Foto: DW/Joana Brandão Tavares
Liderança matriarcal desde a escravidão
O terreiro de Gantois, no bairro Federação, distingue-se pela liderança matriarcal, sendo regido desde 1849 por mães de santo. São escolhidas por critérios de hereditariedade na descendência espiritual da casa, iniciada por Maria Júlia da Conceição Nazareth, que veio de África como escrava e posteriormente foi liberta. No Brasil, a escravidão apenas foi abolida em 1888 através da "Lei Áurea".
Foto: DW/Joana Brandão Tavares
Sincretismo com o cristianismo
O Terreiro de Gantois deriva da família belga Gantois, traficante de escravos e dona destas terras no século XIX. O terreiro é regido por Oxóssi, o orixá das matas, das florestas, da caça. Oxóssi também é simbolizado pelo santo católico São Jorge no chamado sincretismo. Na foto, as "filhas de santo" da casa participam de uma celebração e vê-se ao fundo a orixá (deusa) Oxum, esposa de Oxossi.
Foto: DW/Joana Brandão Tavares
Símbolo da perseguição do Candomblé
A cadeira, que representa no Candomblé o poder e respeitabilidade, foi apreendida em 1920 numa invasão da polícia ao terreiro do pai de santo Severiano Jubiabá. Até a primeira metade do século XX, o Governo do Brasil e a polícia brasileira perseguiram o Candomblé e os seus praticantes. Em 2015, a cadeira foi devolvida ao pai de santo Anselmo dos Santos (foto), que continua a linhagem de Jubiabá.

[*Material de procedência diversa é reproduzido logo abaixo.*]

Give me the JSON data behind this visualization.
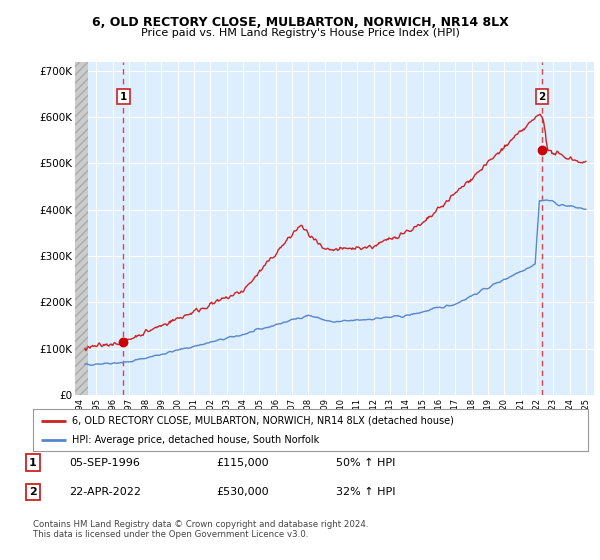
{
  "title": "6, OLD RECTORY CLOSE, MULBARTON, NORWICH, NR14 8LX",
  "subtitle": "Price paid vs. HM Land Registry's House Price Index (HPI)",
  "x_start": 1993.7,
  "x_end": 2025.5,
  "y_min": 0,
  "y_max": 720000,
  "yticks": [
    0,
    100000,
    200000,
    300000,
    400000,
    500000,
    600000,
    700000
  ],
  "ytick_labels": [
    "£0",
    "£100K",
    "£200K",
    "£300K",
    "£400K",
    "£500K",
    "£600K",
    "£700K"
  ],
  "xticks": [
    1994,
    1995,
    1996,
    1997,
    1998,
    1999,
    2000,
    2001,
    2002,
    2003,
    2004,
    2005,
    2006,
    2007,
    2008,
    2009,
    2010,
    2011,
    2012,
    2013,
    2014,
    2015,
    2016,
    2017,
    2018,
    2019,
    2020,
    2021,
    2022,
    2023,
    2024,
    2025
  ],
  "xtick_labels": [
    "1994",
    "1995",
    "1996",
    "1997",
    "1998",
    "1999",
    "2000",
    "2001",
    "2002",
    "2003",
    "2004",
    "2005",
    "2006",
    "2007",
    "2008",
    "2009",
    "2010",
    "2011",
    "2012",
    "2013",
    "2014",
    "2015",
    "2016",
    "2017",
    "2018",
    "2019",
    "2020",
    "2021",
    "2022",
    "2023",
    "2024",
    "2025"
  ],
  "sale1_x": 1996.67,
  "sale1_y": 115000,
  "sale1_label": "1",
  "sale2_x": 2022.3,
  "sale2_y": 530000,
  "sale2_label": "2",
  "legend_line1": "6, OLD RECTORY CLOSE, MULBARTON, NORWICH, NR14 8LX (detached house)",
  "legend_line2": "HPI: Average price, detached house, South Norfolk",
  "table_row1": [
    "1",
    "05-SEP-1996",
    "£115,000",
    "50% ↑ HPI"
  ],
  "table_row2": [
    "2",
    "22-APR-2022",
    "£530,000",
    "32% ↑ HPI"
  ],
  "footnote": "Contains HM Land Registry data © Crown copyright and database right 2024.\nThis data is licensed under the Open Government Licence v3.0.",
  "price_line_color": "#cc2222",
  "hpi_line_color": "#5588cc",
  "plot_bg_color": "#ddeeff",
  "hatch_bg_color": "#cccccc",
  "grid_color": "#ffffff",
  "vline_color": "#dd4444",
  "hatch_x_end": 1994.5,
  "sale_dot_color": "#cc0000",
  "box_edge_color": "#cc2222"
}
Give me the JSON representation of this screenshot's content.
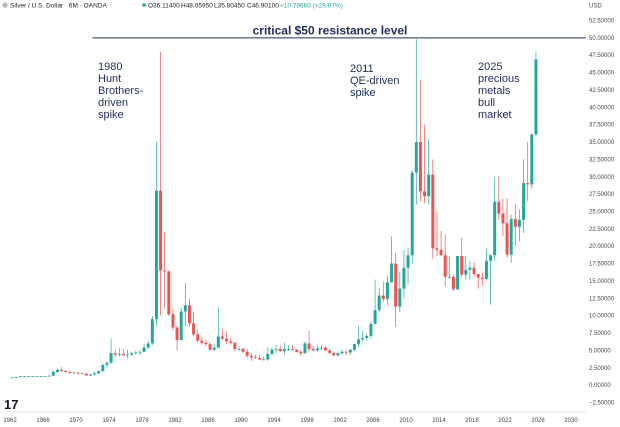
{
  "chart_data": {
    "type": "candlestick",
    "header": {
      "symbol": "Silver / U.S. Dollar · 6M · OANDA",
      "open": "O36.11400",
      "high": "H48.05950",
      "low": "L35.80450",
      "close": "C46.90100",
      "change": "+10.78660 (+29.87%)"
    },
    "currency_label": "USD",
    "ylim": [
      -2.5,
      52.5
    ],
    "xlim": [
      1962,
      2030
    ],
    "y_ticks": [
      "52.50000",
      "50.00000",
      "47.50000",
      "45.00000",
      "42.50000",
      "40.00000",
      "37.50000",
      "35.00000",
      "32.50000",
      "30.00000",
      "27.50000",
      "25.00000",
      "22.50000",
      "20.00000",
      "17.50000",
      "15.00000",
      "12.50000",
      "10.00000",
      "7.50000",
      "5.00000",
      "2.50000",
      "0.00000",
      "−2.50000"
    ],
    "x_ticks": [
      "1962",
      "1966",
      "1970",
      "1974",
      "1978",
      "1982",
      "1986",
      "1990",
      "1994",
      "1998",
      "2002",
      "2006",
      "2010",
      "2014",
      "2018",
      "2022",
      "2026",
      "2030"
    ],
    "resistance": {
      "value": 50,
      "start": 1972,
      "label": "critical $50 resistance level"
    },
    "annotations": [
      {
        "lines": [
          "1980",
          "Hunt",
          "Brothers-",
          "driven",
          "spike"
        ]
      },
      {
        "lines": [
          "2011",
          "QE-driven",
          "spike"
        ]
      },
      {
        "lines": [
          "2025",
          "precious",
          "metals",
          "bull",
          "market"
        ]
      }
    ],
    "colors": {
      "up": "#26a69a",
      "down": "#ef5350",
      "line": "#1f2d5c",
      "annotation": "#1f2d5c"
    },
    "candles": [
      {
        "t": 1962.0,
        "o": 1.05,
        "h": 1.12,
        "l": 1.0,
        "c": 1.1
      },
      {
        "t": 1962.5,
        "o": 1.1,
        "h": 1.18,
        "l": 1.05,
        "c": 1.15
      },
      {
        "t": 1963.0,
        "o": 1.15,
        "h": 1.3,
        "l": 1.12,
        "c": 1.28
      },
      {
        "t": 1963.5,
        "o": 1.28,
        "h": 1.32,
        "l": 1.25,
        "c": 1.29
      },
      {
        "t": 1964.0,
        "o": 1.29,
        "h": 1.3,
        "l": 1.28,
        "c": 1.29
      },
      {
        "t": 1964.5,
        "o": 1.29,
        "h": 1.3,
        "l": 1.28,
        "c": 1.29
      },
      {
        "t": 1965.0,
        "o": 1.29,
        "h": 1.3,
        "l": 1.28,
        "c": 1.29
      },
      {
        "t": 1965.5,
        "o": 1.29,
        "h": 1.3,
        "l": 1.28,
        "c": 1.29
      },
      {
        "t": 1966.0,
        "o": 1.29,
        "h": 1.3,
        "l": 1.28,
        "c": 1.29
      },
      {
        "t": 1966.5,
        "o": 1.29,
        "h": 1.45,
        "l": 1.28,
        "c": 1.35
      },
      {
        "t": 1967.0,
        "o": 1.35,
        "h": 2.1,
        "l": 1.3,
        "c": 1.9
      },
      {
        "t": 1967.5,
        "o": 1.9,
        "h": 2.4,
        "l": 1.8,
        "c": 2.2
      },
      {
        "t": 1968.0,
        "o": 2.2,
        "h": 2.6,
        "l": 1.9,
        "c": 2.05
      },
      {
        "t": 1968.5,
        "o": 2.05,
        "h": 2.2,
        "l": 1.8,
        "c": 1.9
      },
      {
        "t": 1969.0,
        "o": 1.9,
        "h": 2.05,
        "l": 1.6,
        "c": 1.8
      },
      {
        "t": 1969.5,
        "o": 1.8,
        "h": 1.95,
        "l": 1.7,
        "c": 1.8
      },
      {
        "t": 1970.0,
        "o": 1.8,
        "h": 1.9,
        "l": 1.55,
        "c": 1.7
      },
      {
        "t": 1970.5,
        "o": 1.7,
        "h": 1.8,
        "l": 1.6,
        "c": 1.65
      },
      {
        "t": 1971.0,
        "o": 1.65,
        "h": 1.75,
        "l": 1.3,
        "c": 1.4
      },
      {
        "t": 1971.5,
        "o": 1.4,
        "h": 1.6,
        "l": 1.3,
        "c": 1.55
      },
      {
        "t": 1972.0,
        "o": 1.55,
        "h": 1.9,
        "l": 1.4,
        "c": 1.7
      },
      {
        "t": 1972.5,
        "o": 1.7,
        "h": 2.1,
        "l": 1.6,
        "c": 2.0
      },
      {
        "t": 1973.0,
        "o": 2.0,
        "h": 3.0,
        "l": 1.95,
        "c": 2.9
      },
      {
        "t": 1973.5,
        "o": 2.9,
        "h": 3.4,
        "l": 2.5,
        "c": 3.2
      },
      {
        "t": 1974.0,
        "o": 3.2,
        "h": 6.7,
        "l": 3.1,
        "c": 4.6
      },
      {
        "t": 1974.5,
        "o": 4.6,
        "h": 5.1,
        "l": 4.0,
        "c": 4.4
      },
      {
        "t": 1975.0,
        "o": 4.4,
        "h": 5.3,
        "l": 4.1,
        "c": 4.5
      },
      {
        "t": 1975.5,
        "o": 4.5,
        "h": 5.2,
        "l": 4.2,
        "c": 4.3
      },
      {
        "t": 1976.0,
        "o": 4.3,
        "h": 5.1,
        "l": 3.9,
        "c": 4.4
      },
      {
        "t": 1976.5,
        "o": 4.4,
        "h": 4.8,
        "l": 4.2,
        "c": 4.6
      },
      {
        "t": 1977.0,
        "o": 4.6,
        "h": 4.9,
        "l": 4.4,
        "c": 4.7
      },
      {
        "t": 1977.5,
        "o": 4.7,
        "h": 5.0,
        "l": 4.3,
        "c": 4.8
      },
      {
        "t": 1978.0,
        "o": 4.8,
        "h": 5.9,
        "l": 4.8,
        "c": 5.4
      },
      {
        "t": 1978.5,
        "o": 5.4,
        "h": 6.3,
        "l": 5.2,
        "c": 6.0
      },
      {
        "t": 1979.0,
        "o": 6.0,
        "h": 10.0,
        "l": 5.8,
        "c": 9.5
      },
      {
        "t": 1979.5,
        "o": 9.5,
        "h": 35.0,
        "l": 8.5,
        "c": 28.0
      },
      {
        "t": 1980.0,
        "o": 28.0,
        "h": 48.0,
        "l": 10.0,
        "c": 16.5
      },
      {
        "t": 1980.5,
        "o": 16.5,
        "h": 22.0,
        "l": 11.0,
        "c": 16.4
      },
      {
        "t": 1981.0,
        "o": 16.4,
        "h": 16.5,
        "l": 10.0,
        "c": 10.2
      },
      {
        "t": 1981.5,
        "o": 10.2,
        "h": 11.0,
        "l": 7.9,
        "c": 8.3
      },
      {
        "t": 1982.0,
        "o": 8.3,
        "h": 8.5,
        "l": 5.0,
        "c": 6.5
      },
      {
        "t": 1982.5,
        "o": 6.5,
        "h": 11.2,
        "l": 6.4,
        "c": 10.6
      },
      {
        "t": 1983.0,
        "o": 10.6,
        "h": 14.7,
        "l": 8.5,
        "c": 11.5
      },
      {
        "t": 1983.5,
        "o": 11.5,
        "h": 12.5,
        "l": 8.4,
        "c": 8.9
      },
      {
        "t": 1984.0,
        "o": 8.9,
        "h": 10.5,
        "l": 7.0,
        "c": 7.3
      },
      {
        "t": 1984.5,
        "o": 7.3,
        "h": 8.0,
        "l": 6.2,
        "c": 6.4
      },
      {
        "t": 1985.0,
        "o": 6.4,
        "h": 7.0,
        "l": 5.8,
        "c": 6.1
      },
      {
        "t": 1985.5,
        "o": 6.1,
        "h": 6.6,
        "l": 5.6,
        "c": 5.9
      },
      {
        "t": 1986.0,
        "o": 5.9,
        "h": 6.2,
        "l": 4.9,
        "c": 5.1
      },
      {
        "t": 1986.5,
        "o": 5.1,
        "h": 6.0,
        "l": 4.9,
        "c": 5.4
      },
      {
        "t": 1987.0,
        "o": 5.4,
        "h": 11.2,
        "l": 5.4,
        "c": 7.0
      },
      {
        "t": 1987.5,
        "o": 7.0,
        "h": 8.0,
        "l": 6.5,
        "c": 6.7
      },
      {
        "t": 1988.0,
        "o": 6.7,
        "h": 7.8,
        "l": 6.0,
        "c": 6.3
      },
      {
        "t": 1988.5,
        "o": 6.3,
        "h": 6.8,
        "l": 5.8,
        "c": 6.1
      },
      {
        "t": 1989.0,
        "o": 6.1,
        "h": 6.2,
        "l": 5.0,
        "c": 5.2
      },
      {
        "t": 1989.5,
        "o": 5.2,
        "h": 5.6,
        "l": 5.0,
        "c": 5.2
      },
      {
        "t": 1990.0,
        "o": 5.2,
        "h": 5.4,
        "l": 4.6,
        "c": 4.8
      },
      {
        "t": 1990.5,
        "o": 4.8,
        "h": 5.2,
        "l": 3.9,
        "c": 4.2
      },
      {
        "t": 1991.0,
        "o": 4.2,
        "h": 4.6,
        "l": 3.5,
        "c": 4.0
      },
      {
        "t": 1991.5,
        "o": 4.0,
        "h": 4.4,
        "l": 3.8,
        "c": 3.9
      },
      {
        "t": 1992.0,
        "o": 3.9,
        "h": 4.3,
        "l": 3.6,
        "c": 3.7
      },
      {
        "t": 1992.5,
        "o": 3.7,
        "h": 4.1,
        "l": 3.6,
        "c": 3.7
      },
      {
        "t": 1993.0,
        "o": 3.7,
        "h": 5.4,
        "l": 3.5,
        "c": 4.5
      },
      {
        "t": 1993.5,
        "o": 4.5,
        "h": 5.4,
        "l": 4.3,
        "c": 5.1
      },
      {
        "t": 1994.0,
        "o": 5.1,
        "h": 5.8,
        "l": 4.6,
        "c": 5.2
      },
      {
        "t": 1994.5,
        "o": 5.2,
        "h": 5.7,
        "l": 4.8,
        "c": 4.9
      },
      {
        "t": 1995.0,
        "o": 4.9,
        "h": 6.1,
        "l": 4.4,
        "c": 5.2
      },
      {
        "t": 1995.5,
        "o": 5.2,
        "h": 5.8,
        "l": 4.9,
        "c": 5.2
      },
      {
        "t": 1996.0,
        "o": 5.2,
        "h": 5.8,
        "l": 5.0,
        "c": 5.1
      },
      {
        "t": 1996.5,
        "o": 5.1,
        "h": 5.2,
        "l": 4.7,
        "c": 4.8
      },
      {
        "t": 1997.0,
        "o": 4.8,
        "h": 5.0,
        "l": 4.2,
        "c": 4.6
      },
      {
        "t": 1997.5,
        "o": 4.6,
        "h": 6.3,
        "l": 4.5,
        "c": 6.0
      },
      {
        "t": 1998.0,
        "o": 6.0,
        "h": 7.8,
        "l": 4.8,
        "c": 5.2
      },
      {
        "t": 1998.5,
        "o": 5.2,
        "h": 5.6,
        "l": 4.9,
        "c": 5.0
      },
      {
        "t": 1999.0,
        "o": 5.0,
        "h": 5.8,
        "l": 4.8,
        "c": 5.3
      },
      {
        "t": 1999.5,
        "o": 5.3,
        "h": 5.8,
        "l": 5.0,
        "c": 5.4
      },
      {
        "t": 2000.0,
        "o": 5.4,
        "h": 5.6,
        "l": 4.9,
        "c": 5.0
      },
      {
        "t": 2000.5,
        "o": 5.0,
        "h": 5.2,
        "l": 4.6,
        "c": 4.6
      },
      {
        "t": 2001.0,
        "o": 4.6,
        "h": 4.8,
        "l": 4.2,
        "c": 4.3
      },
      {
        "t": 2001.5,
        "o": 4.3,
        "h": 4.7,
        "l": 4.1,
        "c": 4.6
      },
      {
        "t": 2002.0,
        "o": 4.6,
        "h": 5.1,
        "l": 4.4,
        "c": 4.8
      },
      {
        "t": 2002.5,
        "o": 4.8,
        "h": 5.0,
        "l": 4.3,
        "c": 4.7
      },
      {
        "t": 2003.0,
        "o": 4.7,
        "h": 5.2,
        "l": 4.4,
        "c": 5.1
      },
      {
        "t": 2003.5,
        "o": 5.1,
        "h": 6.0,
        "l": 4.9,
        "c": 5.9
      },
      {
        "t": 2004.0,
        "o": 5.9,
        "h": 8.5,
        "l": 5.5,
        "c": 6.6
      },
      {
        "t": 2004.5,
        "o": 6.6,
        "h": 7.8,
        "l": 6.3,
        "c": 6.8
      },
      {
        "t": 2005.0,
        "o": 6.8,
        "h": 7.4,
        "l": 6.4,
        "c": 7.1
      },
      {
        "t": 2005.5,
        "o": 7.1,
        "h": 9.2,
        "l": 6.7,
        "c": 8.8
      },
      {
        "t": 2006.0,
        "o": 8.8,
        "h": 15.2,
        "l": 8.8,
        "c": 10.8
      },
      {
        "t": 2006.5,
        "o": 10.8,
        "h": 14.0,
        "l": 10.5,
        "c": 12.9
      },
      {
        "t": 2007.0,
        "o": 12.9,
        "h": 14.9,
        "l": 12.0,
        "c": 12.4
      },
      {
        "t": 2007.5,
        "o": 12.4,
        "h": 15.8,
        "l": 11.5,
        "c": 14.8
      },
      {
        "t": 2008.0,
        "o": 14.8,
        "h": 21.4,
        "l": 14.8,
        "c": 17.5
      },
      {
        "t": 2008.5,
        "o": 17.5,
        "h": 19.0,
        "l": 8.4,
        "c": 11.3
      },
      {
        "t": 2009.0,
        "o": 11.3,
        "h": 16.3,
        "l": 10.5,
        "c": 13.9
      },
      {
        "t": 2009.5,
        "o": 13.9,
        "h": 19.5,
        "l": 12.5,
        "c": 16.9
      },
      {
        "t": 2010.0,
        "o": 16.9,
        "h": 19.8,
        "l": 14.6,
        "c": 18.7
      },
      {
        "t": 2010.5,
        "o": 18.7,
        "h": 31.0,
        "l": 17.5,
        "c": 30.6
      },
      {
        "t": 2011.0,
        "o": 30.6,
        "h": 49.8,
        "l": 26.0,
        "c": 35.0
      },
      {
        "t": 2011.5,
        "o": 35.0,
        "h": 44.0,
        "l": 26.5,
        "c": 27.9
      },
      {
        "t": 2012.0,
        "o": 27.9,
        "h": 37.5,
        "l": 26.2,
        "c": 27.2
      },
      {
        "t": 2012.5,
        "o": 27.2,
        "h": 35.4,
        "l": 26.0,
        "c": 30.3
      },
      {
        "t": 2013.0,
        "o": 30.3,
        "h": 32.5,
        "l": 18.2,
        "c": 19.7
      },
      {
        "t": 2013.5,
        "o": 19.7,
        "h": 25.0,
        "l": 18.6,
        "c": 19.5
      },
      {
        "t": 2014.0,
        "o": 19.5,
        "h": 22.2,
        "l": 18.6,
        "c": 18.7
      },
      {
        "t": 2014.5,
        "o": 18.7,
        "h": 21.6,
        "l": 14.2,
        "c": 15.6
      },
      {
        "t": 2015.0,
        "o": 15.6,
        "h": 18.5,
        "l": 15.3,
        "c": 15.6
      },
      {
        "t": 2015.5,
        "o": 15.6,
        "h": 15.9,
        "l": 13.6,
        "c": 13.8
      },
      {
        "t": 2016.0,
        "o": 13.8,
        "h": 18.6,
        "l": 13.7,
        "c": 18.6
      },
      {
        "t": 2016.5,
        "o": 18.6,
        "h": 21.2,
        "l": 15.6,
        "c": 15.9
      },
      {
        "t": 2017.0,
        "o": 15.9,
        "h": 18.6,
        "l": 15.2,
        "c": 16.6
      },
      {
        "t": 2017.5,
        "o": 16.6,
        "h": 17.9,
        "l": 15.2,
        "c": 16.9
      },
      {
        "t": 2018.0,
        "o": 16.9,
        "h": 17.7,
        "l": 15.7,
        "c": 16.0
      },
      {
        "t": 2018.5,
        "o": 16.0,
        "h": 16.0,
        "l": 13.9,
        "c": 15.5
      },
      {
        "t": 2019.0,
        "o": 15.5,
        "h": 16.2,
        "l": 14.3,
        "c": 15.3
      },
      {
        "t": 2019.5,
        "o": 15.3,
        "h": 19.6,
        "l": 15.1,
        "c": 17.9
      },
      {
        "t": 2020.0,
        "o": 17.9,
        "h": 18.9,
        "l": 11.6,
        "c": 18.7
      },
      {
        "t": 2020.5,
        "o": 18.7,
        "h": 29.9,
        "l": 17.9,
        "c": 26.4
      },
      {
        "t": 2021.0,
        "o": 26.4,
        "h": 30.1,
        "l": 23.8,
        "c": 24.7
      },
      {
        "t": 2021.5,
        "o": 24.7,
        "h": 26.8,
        "l": 21.4,
        "c": 23.3
      },
      {
        "t": 2022.0,
        "o": 23.3,
        "h": 26.9,
        "l": 18.3,
        "c": 18.8
      },
      {
        "t": 2022.5,
        "o": 18.8,
        "h": 24.5,
        "l": 17.6,
        "c": 23.9
      },
      {
        "t": 2023.0,
        "o": 23.9,
        "h": 26.1,
        "l": 20.0,
        "c": 22.8
      },
      {
        "t": 2023.5,
        "o": 22.8,
        "h": 25.3,
        "l": 20.7,
        "c": 23.8
      },
      {
        "t": 2024.0,
        "o": 23.8,
        "h": 32.5,
        "l": 21.9,
        "c": 29.1
      },
      {
        "t": 2024.5,
        "o": 29.1,
        "h": 35.0,
        "l": 26.5,
        "c": 28.9
      },
      {
        "t": 2025.0,
        "o": 28.9,
        "h": 36.3,
        "l": 28.3,
        "c": 36.1
      },
      {
        "t": 2025.5,
        "o": 36.1,
        "h": 48.06,
        "l": 35.8,
        "c": 46.9
      }
    ]
  }
}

Foto: DW/Joana Brandão Tavares
As várias estátuas do altar
No terreiro Oxumarê, o altar exibe estátuas trazidas de África, que simbolizam figuras similares aos orixás do Candomblé brasileiro. No século XIX, como a religião era proibida e perseguida pela polícia, durante o dia, ícones cristãos figuravam no local enquanto que os objetos do Candomblé ficavam escondidos. À noite, os praticantes da religião tiravam seus símbolos para realizarem os cultos.
Foto: DW/Joana Brandão Tavares
Assegurar o futuro do Candomblé
O terreiro de Lembá, localizado no município de Camaçari a cerca de 40 quilómetros de Salvador da Bahia, fundou em 2011 a Escola Zumbi dos Palmares, a primeira a funcionar dentro de um terreiro na Bahia. Na ocasião, representantes de igrejas evangélicas protestaram contra a abertura da escola, acusando o terreiro de "roubar as almas" das crianças, lembra Ricardo Tavares, o pai de santo do lugar.